The situation here is exactly analogous to that in Australia, which has been working successfully for 10 years.
The other point in this debate, in reference to the interesting amendment from the noble and learned Lord, Lord Hope, is the importance of the monitoring. I agree with him and the noble Lord, Lord Anderson, that the more transparent and obvious this is, the better it will be for everyone. Fundamentally, we cannot expect the law to do everything. We all know that there are many laws which are not adhered to in practice. It may go wrong on the ground floor in a way that lawyers, for all that has been said in the treaty, are not aware of until it is too late. You therefore need a strong monitoring committee whose information is available to this House and the general public, because you cannot do it any other way. The law cannot encompass what may happen in future.

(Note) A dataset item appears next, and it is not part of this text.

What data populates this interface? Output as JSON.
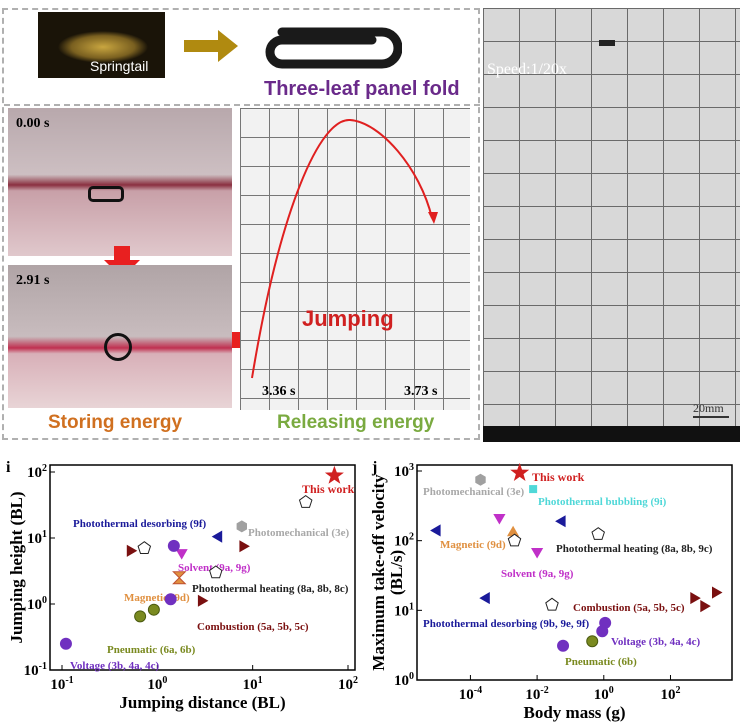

That is a crucial point from this debate. I would have thought that my noble friend the Minister could accommodate the relative transparency of the monitoring committee, which has independent people on it. The noble Lord, Lord Kerr, may not like some of them because they disagree with him, but the committee is none the less independent. Precisely because of that, it will have people of differing views. The Government should look at that in response to the tone of this debate.
My Lords, I will speak in favour of this group, particularly Amendments 6, 14 and 20, but I wish to avoid the circularity, as the noble Baroness, Lady Chakrabarti, was saying, that has been inevitable on something so interconnected.
The Home Secretary has said that
“we will not operationalise this scheme until we are confident that the measures underpinning the treaty have been put in place; otherwise, the treaty is not credible”.
This set of amendments enables this approach, so if the Government are not willing to accept these amendments, can the Minister explain how they will ensure that the obligations of the treaty—to quote the treaty itself—
“can both in practice be complied with and are in fact complied with”?
This is an even more pertinent question since any recommendations arising from the monitoring arrangements in the treaty are non-obligatory. To take just one example from the Government’s own evidence pack, a new asylum Bill is required in Rwanda before an assessment of the implementation of the treaty can be made. When will this legislation be published and will it be, to use the official term, fully operationalised before any flights take off?
Much wisdom has been articulated in this Chamber today. I urge the Government to listen and act accordingly.